Ellen Cole, Age 70
First off, I have to make the font at least 14 so I can read what I’m writing, even with my reading glasses on. I must have ten pairs of reading glasses scattered throughout the house. Right now I can only find the pair on my nose. So that’s another story: memory. You all know what they say: CRS disease? Yup, I have that, too. In fact my favorite book this past year, because it was so confirming, was Nora Ephron’s I Remember Nothing. Run don’t walk to the bookstore to buy it, if you haven’t already. Or download it on your Kindle. I did both, in case I couldn’t find one them, of course. My favorite chapter is the last, “The O Word,” standing for (if you have the kind of mind I have) not what you think. “O” is for “old.” I don’t want to recap it here, except to say the chapter is hilarious, poignant, and ringingly true.

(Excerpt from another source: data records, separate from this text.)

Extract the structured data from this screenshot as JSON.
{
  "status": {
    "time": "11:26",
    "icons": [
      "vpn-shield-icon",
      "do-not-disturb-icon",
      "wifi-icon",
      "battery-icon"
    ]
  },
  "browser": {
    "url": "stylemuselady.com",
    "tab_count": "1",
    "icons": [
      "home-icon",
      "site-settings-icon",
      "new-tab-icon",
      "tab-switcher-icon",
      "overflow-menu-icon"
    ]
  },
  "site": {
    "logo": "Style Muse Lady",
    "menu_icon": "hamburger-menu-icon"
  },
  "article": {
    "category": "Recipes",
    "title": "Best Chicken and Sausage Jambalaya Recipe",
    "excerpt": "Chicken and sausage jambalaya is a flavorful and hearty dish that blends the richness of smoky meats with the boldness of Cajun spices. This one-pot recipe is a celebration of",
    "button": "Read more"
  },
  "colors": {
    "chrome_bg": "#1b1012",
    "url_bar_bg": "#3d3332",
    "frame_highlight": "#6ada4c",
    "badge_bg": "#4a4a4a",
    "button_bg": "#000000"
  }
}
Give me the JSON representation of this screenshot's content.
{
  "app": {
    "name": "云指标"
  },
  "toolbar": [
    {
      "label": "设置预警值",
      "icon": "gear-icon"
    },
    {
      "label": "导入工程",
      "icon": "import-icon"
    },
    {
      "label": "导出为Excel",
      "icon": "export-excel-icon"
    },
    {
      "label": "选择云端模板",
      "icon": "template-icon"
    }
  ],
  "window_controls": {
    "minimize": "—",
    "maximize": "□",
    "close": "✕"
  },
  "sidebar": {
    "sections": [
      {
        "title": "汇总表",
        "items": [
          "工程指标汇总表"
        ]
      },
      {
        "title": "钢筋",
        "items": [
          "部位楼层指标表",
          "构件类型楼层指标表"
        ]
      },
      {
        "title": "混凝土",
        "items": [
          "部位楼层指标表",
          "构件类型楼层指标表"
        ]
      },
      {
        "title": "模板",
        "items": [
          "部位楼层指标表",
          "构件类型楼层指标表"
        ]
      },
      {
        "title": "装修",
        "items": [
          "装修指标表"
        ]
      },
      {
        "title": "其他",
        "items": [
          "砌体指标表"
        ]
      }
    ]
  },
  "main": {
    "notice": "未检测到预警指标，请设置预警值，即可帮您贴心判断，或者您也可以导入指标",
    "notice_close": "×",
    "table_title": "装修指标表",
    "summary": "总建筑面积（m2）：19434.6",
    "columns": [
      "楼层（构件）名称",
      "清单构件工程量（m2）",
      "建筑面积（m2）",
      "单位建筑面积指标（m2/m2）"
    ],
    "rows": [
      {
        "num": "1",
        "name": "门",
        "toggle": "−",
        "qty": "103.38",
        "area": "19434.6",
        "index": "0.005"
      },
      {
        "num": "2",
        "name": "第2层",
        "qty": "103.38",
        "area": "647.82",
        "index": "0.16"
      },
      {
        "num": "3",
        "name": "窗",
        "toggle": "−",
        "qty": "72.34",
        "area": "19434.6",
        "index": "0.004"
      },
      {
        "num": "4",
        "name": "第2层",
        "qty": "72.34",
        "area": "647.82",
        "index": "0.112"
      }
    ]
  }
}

I turned 70 two and a half months ago, on March 10, 2011. It’s taken me this long to sit down and write about it. I believe I needed the distance. It represented a profound shift for me, much like my memory of turning 30. When I turned 30 I realized I was a grown-up. I guess that meant, okay you’re responsible (as in weighty responsibility) now. I told everyone I knew to ignore my birthday, and when they did I was devastated. Seventy felt equally onerous as it approached, but this time I admitted that I wanted a big fuss. My family came through for me in spades, for which I am deeply grateful. But still…70…from grown-up to old lady in 24 hours. I thought it would be a big deal. It was. It is.
Here’s what I don’t like about 70. I already mentioned the reading glasses and the memory thing. (I had a funny conversation with a peer a few weeks ago. I said to her, “Sorry but I forget the question you just asked me,” to which she earnestly replied, “Did I ask you a question?” Okay, it’s funny, but it’s also annoying as hell.) I can’t wear high heels anymore. Many women wouldn’t care about this, but I attend a lot of dress-up events, and host many of them at my home, and NO ONE makes dressy flats that are comfortable, at least for my feet. And speaking of feet, my brother and I both developed two hammer toes recently: yuck and uck. They don’t hurt, but they look hideous. I hike and walk long distances (like marathons), and maybe the hardest old lady problem of all is having to—as one woman put it just this morning—wiz every other second, it seems. I know there are pills for “incontinence,” but I’m not that bad yet, and am medicine-avoidant, to boot. So I’ve become shameless about peeing in the woods and around the corner from everywhere.
The biggest issue for me is work. By chance, my husband’s acceptance of a new job in a new state coincided with my turning 70. Most 70-year-old professionals have the opportunity and the time to contemplate retirement, if it’s not already a fait d’complet, but I didn’t have that opportunity. I stayed in Alaska and kept working for six months after my husband moved to New York for his new position, but in no way did either of us want a long distance (extra long in our case) relationship, and we were both thrilled about this new opportunity for him. So I left a position I loved. I wasn’t ready to leave, and I certainly wasn’t ready to stop working full-time, although it was the right move to make without question. I decided at age 70 and already having earned a PhD to go to graduate school for a year—a GREAT stop-gap decision for me—but it was and is very, very, very weird not to have an office, a responsible position, a title, and maybe most of all a salary. It is very, very, very weird when I’m asked by some receptionist or other either the name of my employer or “Are you retired?” These questions make me want to scream. Or sob.
So those are the things I don’t like. There’s plenty I Love. I mean, life goes on, and I’m Me, and I like that. I’m in good health and I love to play tennis and be outdoors. I love my husband and my kids and grandkids. I like where I live now, a lot, and it’s thousands of miles closer to most of our family. Being a grandma is as rewarding as everyone says it is, and more. When my granddaughter called me a few months ago and invited me to sleep in her spare bed, I almost cried with happiness (I couldn’t do that if I was still in Alaska). When our grandson suggested last night that we see Pirates of the Caribbean, of course my husband and I went even though it would have been last on our list. When another granddaughter wound up getting a mysterious illness after returning from Ghana, we could actually go to the hospital and cheer her up. When our two little grandsons gave us a wind chime to hang outside our kitchen door, our taste or not, you bet we hung it up where we see it every morning, afternoon, and evening. It is fun being geographically closer to grandchildren, even without a career-identity (although I do teach as an adjunct and have several possibilities up my sleeve for next year).
As I look back on what I’ve written I see that in my case, turning 70 and leaving my work, and moving across the country, are inextricably entwined. Yet, no matter where I live or whether or not I am employed, I am old. That part I kinda like. I do like. In two and a half months I seem to have turned the corner to accepting and embracing. Despite the glasses and the funky feet, I’m tickled to think of myself as an old lady. I will never try to hide my age. I’m proud as punch that I look good enough and feel great and have a ton of laughter, love, and beauty in my life.